“’A Perfect
Baseball Day’: Black Press Coverage of the East-West Classic”
Although first being seen as a
“perfect baseball day,” the East-West Classic, played within the Negro League, was
abandoned as the black press began to focus on the heroes playing the major
league, including Jackie Robinson, Roy Campanella, Larry Doby, and Monte Irvin.
The black press had originally been the main source to producing an intense
amount of content regarding the Negro League. Writers and editors such as
Wendell Smith played a significant role in displaying the talent of African
American athletes in baseball. Their efforts were not just an attempt to give
these black athletes a chance to gain a position in the Major League but
present the idea of integration in all aspects of society as well as the equality
among all individuals. Business and economic support of black baseball become a
major factor in society, as black businessmen encouraged each other to come
together and support the league. After the collapse and reconstructing of the
Negro National League, “the business-based rationale for integrating
professional baseball became more prominent in black press coverage.” While
major league baseball was facing increasingly lower attendance rates and
profit, major black sporting events were gaining more success. According to the
authors this “provided concrete evidence that integration was in everyone’s
best business interests,” especially the East-West Classic. It quickly became
the biggest sporting event within black America, aside from Joe Louis’ fights.
Black newspapers began to include ballots for fans to cut out and send it with
their vote for players, which became a big deal for the black community who
never had this type of voting opportunity. According to the authors, the
East-West Classic “owed its existence to the black press,” who helped to stage
the event. Apart from sending press releases to many black weeklies and white
dailies, the black press also promoted the event constantly, while also gaining
advertisements for the event in some papers. The success of the game over the
years along with the black press encouraged integration. White mainstream media
increasingly became a little bit more interested in this event, and in 1936 the
organizing committee for the Classic hired a white man to promote the event to
the public. Through the assimilation of black players such as Robinson and
Campanella to the major league teams, interest and attendance to the East-West
Classic as well as Negro League games.
“The
relationship of fantasy football participation with NFL television ratings”
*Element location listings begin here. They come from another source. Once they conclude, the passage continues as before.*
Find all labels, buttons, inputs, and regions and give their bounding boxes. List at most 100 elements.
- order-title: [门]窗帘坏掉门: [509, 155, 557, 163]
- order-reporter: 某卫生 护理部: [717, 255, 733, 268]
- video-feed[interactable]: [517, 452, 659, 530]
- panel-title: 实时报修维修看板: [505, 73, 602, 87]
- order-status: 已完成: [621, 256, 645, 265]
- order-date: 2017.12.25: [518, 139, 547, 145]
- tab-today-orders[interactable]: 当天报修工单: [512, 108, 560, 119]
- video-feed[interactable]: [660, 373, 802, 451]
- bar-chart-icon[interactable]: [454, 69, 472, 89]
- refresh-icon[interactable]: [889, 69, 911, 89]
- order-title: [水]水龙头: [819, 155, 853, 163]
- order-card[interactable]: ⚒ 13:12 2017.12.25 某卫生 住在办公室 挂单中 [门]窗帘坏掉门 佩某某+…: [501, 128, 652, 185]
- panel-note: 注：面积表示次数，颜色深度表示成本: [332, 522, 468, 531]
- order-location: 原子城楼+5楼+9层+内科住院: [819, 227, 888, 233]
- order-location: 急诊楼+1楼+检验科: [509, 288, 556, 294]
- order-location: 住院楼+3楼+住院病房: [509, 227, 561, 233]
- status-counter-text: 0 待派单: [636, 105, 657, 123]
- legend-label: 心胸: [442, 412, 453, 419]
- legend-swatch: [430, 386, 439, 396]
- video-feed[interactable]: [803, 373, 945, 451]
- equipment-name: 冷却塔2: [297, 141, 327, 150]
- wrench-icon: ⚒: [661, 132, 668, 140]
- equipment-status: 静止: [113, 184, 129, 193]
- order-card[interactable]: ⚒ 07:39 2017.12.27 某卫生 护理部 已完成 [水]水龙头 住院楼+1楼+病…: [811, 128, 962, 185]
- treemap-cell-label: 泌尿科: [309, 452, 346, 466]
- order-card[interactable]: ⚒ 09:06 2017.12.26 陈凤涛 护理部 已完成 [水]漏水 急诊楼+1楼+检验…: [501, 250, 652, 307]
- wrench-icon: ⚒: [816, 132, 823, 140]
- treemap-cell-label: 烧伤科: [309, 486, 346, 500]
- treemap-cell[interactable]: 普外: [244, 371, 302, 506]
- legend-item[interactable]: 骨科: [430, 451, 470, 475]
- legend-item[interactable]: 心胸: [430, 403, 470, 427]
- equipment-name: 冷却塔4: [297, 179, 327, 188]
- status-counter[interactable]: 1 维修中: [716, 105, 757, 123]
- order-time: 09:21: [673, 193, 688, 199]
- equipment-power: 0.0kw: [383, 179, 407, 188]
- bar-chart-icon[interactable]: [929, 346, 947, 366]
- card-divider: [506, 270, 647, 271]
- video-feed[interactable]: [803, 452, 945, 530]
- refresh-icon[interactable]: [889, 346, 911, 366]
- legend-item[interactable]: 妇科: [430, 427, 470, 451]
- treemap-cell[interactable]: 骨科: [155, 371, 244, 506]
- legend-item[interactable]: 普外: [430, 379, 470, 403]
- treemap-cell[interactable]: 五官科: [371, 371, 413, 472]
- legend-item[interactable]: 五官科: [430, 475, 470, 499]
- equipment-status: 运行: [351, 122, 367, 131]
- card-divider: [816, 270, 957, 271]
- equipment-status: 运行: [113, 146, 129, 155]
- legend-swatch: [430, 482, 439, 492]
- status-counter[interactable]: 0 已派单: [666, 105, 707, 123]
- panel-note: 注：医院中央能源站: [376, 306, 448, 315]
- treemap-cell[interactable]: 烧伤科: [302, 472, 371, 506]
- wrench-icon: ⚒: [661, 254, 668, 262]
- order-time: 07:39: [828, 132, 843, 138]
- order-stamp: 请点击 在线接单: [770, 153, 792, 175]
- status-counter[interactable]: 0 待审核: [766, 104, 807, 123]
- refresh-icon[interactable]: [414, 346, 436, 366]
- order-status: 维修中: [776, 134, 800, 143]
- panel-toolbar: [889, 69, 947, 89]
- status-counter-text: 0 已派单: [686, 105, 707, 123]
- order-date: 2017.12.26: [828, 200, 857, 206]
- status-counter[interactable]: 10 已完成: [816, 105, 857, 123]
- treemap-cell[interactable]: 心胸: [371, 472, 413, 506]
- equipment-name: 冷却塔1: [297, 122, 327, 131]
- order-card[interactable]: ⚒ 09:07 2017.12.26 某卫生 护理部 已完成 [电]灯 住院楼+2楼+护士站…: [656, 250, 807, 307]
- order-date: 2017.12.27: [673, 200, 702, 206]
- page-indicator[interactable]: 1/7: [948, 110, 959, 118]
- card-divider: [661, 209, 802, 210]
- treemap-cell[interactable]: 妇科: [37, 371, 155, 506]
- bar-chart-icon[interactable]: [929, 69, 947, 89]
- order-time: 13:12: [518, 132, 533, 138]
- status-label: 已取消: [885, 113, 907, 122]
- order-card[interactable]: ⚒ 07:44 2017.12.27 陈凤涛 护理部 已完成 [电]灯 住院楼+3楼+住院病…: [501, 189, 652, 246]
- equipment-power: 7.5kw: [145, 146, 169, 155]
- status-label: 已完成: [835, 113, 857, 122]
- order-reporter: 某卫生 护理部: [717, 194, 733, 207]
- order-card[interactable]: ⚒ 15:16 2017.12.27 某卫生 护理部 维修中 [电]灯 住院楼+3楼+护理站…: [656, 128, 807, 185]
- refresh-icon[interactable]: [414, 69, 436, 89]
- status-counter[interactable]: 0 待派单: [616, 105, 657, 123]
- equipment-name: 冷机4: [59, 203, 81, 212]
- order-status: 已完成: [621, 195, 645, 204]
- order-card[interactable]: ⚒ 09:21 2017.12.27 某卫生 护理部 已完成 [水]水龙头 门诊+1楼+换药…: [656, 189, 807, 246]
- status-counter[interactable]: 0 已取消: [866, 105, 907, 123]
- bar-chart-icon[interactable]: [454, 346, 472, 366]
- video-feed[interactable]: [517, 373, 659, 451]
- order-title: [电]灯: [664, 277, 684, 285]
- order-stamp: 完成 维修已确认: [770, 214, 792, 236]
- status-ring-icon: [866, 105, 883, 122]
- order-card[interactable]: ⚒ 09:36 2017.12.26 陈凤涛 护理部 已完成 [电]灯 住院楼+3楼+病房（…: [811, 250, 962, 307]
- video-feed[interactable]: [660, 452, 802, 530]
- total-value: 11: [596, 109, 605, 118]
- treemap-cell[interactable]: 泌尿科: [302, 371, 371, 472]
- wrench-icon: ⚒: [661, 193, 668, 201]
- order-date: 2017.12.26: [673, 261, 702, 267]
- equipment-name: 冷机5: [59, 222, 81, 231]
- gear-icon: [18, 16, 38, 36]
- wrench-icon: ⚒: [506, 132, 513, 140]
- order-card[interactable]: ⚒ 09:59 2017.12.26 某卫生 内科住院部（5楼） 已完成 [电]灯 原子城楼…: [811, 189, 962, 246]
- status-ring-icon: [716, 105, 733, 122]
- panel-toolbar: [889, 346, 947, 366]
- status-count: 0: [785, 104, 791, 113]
In John Fortunato’s article, he focuses
on the fantasy football and the effect it has on NFL game viewing. He states in
the introduction at the purpose of the study was to “examine whether fantasy
football participation can serve as an additional motivating factor for fans to
watch National Football League games on television.” After conducting the study
and examining different variables and factors, Fortunato found that fantasy
football played a significant role in the NFL game viewing. The data implied
that there was a relationship between the two—fantasy football and NFL game
viewership. Fortuanto advises that with these findings, the “NFL should use the
attraction of fantasy football and the appeal of certain players as another
variable in putting together its television programming schedule of games.”
This in return would allow ratings and viewership to continue to increase.
Although it is hard to determine what games would get the best TV ratings
according to their past season’s records, Fortunato suggests that the high percentage
of fantasy football teams might be. The main idea that fans are more inclined
to watch a game if their own players on their fantasy football teams are
playing as well as if their opponents of their teams are playing.